The Gish Gallop is a strategy named after the creationist Duane Gish. The idea is simple. You throw out so many arguments that the opponent doesn’t have time to refute every point leaving the audience with many points left unchallenged. I have no doubt anti-vaccine debaters use this strategy in live debates but it is used in social media posts very often. It goes something like “164 papers proving the autism and vaccine link” with a link to a website that has individual links to pages of scientific papers. Something that no doubt many people would have seen on Facebook or Twitter.
So what’s the deal? Where is the lie? Has this person found the hidden stash of research by rogue scientists that are sick of their cheques from Big Pharma? Research that somehow got published by reputable journals who just didn’t know what they were publishing? Of course not. None of the papers actually show what the poster claims they show. In reality, the person originally putting the post together has likely just gone to Pubmed and typed in “autism” and then just put a random set of links into a blog post. The person sharing the post never bothers to read even a single paper. They see a big number and think “wow that’s a lot of evidence” and just click share.

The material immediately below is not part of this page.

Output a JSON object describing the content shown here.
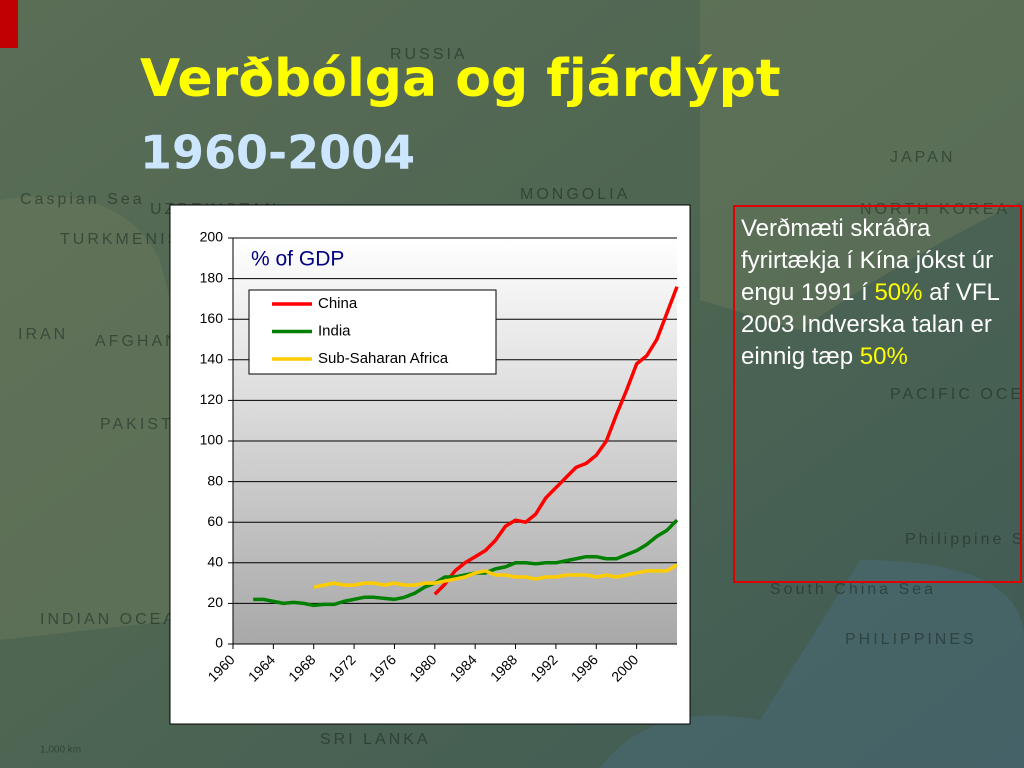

The reason I compare this to the Gish gallop is that it would take days to read every paper and explain why they don’t show a link between vaccines and autism. I’ve seen bloggers actually go to the trouble of doing this but I do feel like it’s a waste of time (unless you really like reading papers of course). The person who posted it generally doesn’t care and by the time you refute every paper (or even just the top ten) they have a new list. It’s whack a mole. I’ve heard someone suggest asking for a top 5 or 10. Tell them to just give the cream of the crop, if you’re the kind of masochist that engages with antivaxxers on a regular basis.
This is a very common tactic in a range of pseudosciences. It’s not always in the form of the gallop. I’ve seen petitions for various things where they cite a single paper. I saw a petition once that was calling on the government to withdraw the HPV as it allegedly caused cancer. Attached was a link to a “damning paper” that apparently confirmed how deadly this vaccine was. The paper referenced in the petition didn’t even mention the vaccine. It even predated its invention. It did however, mention cervical cancer which was enough for the creator of the petition.
The message here is if you see someone posting a paper that supposedly supports something (whether or not it seems dubious since fact-checking is always important) just be sure that paper says what the person showing it to you claims it does. If they go for the full gallop, ask for the best stuff only or chose a random 5 or so yourself if you don’t want to engage. Even if you just read the abstract, and if the paper is behind a paywall, the abstract is usually available. That should give enough of an idea what the paper says. If you aren’t all that scientifically literate you can at least see if the paper even mentions vaccines.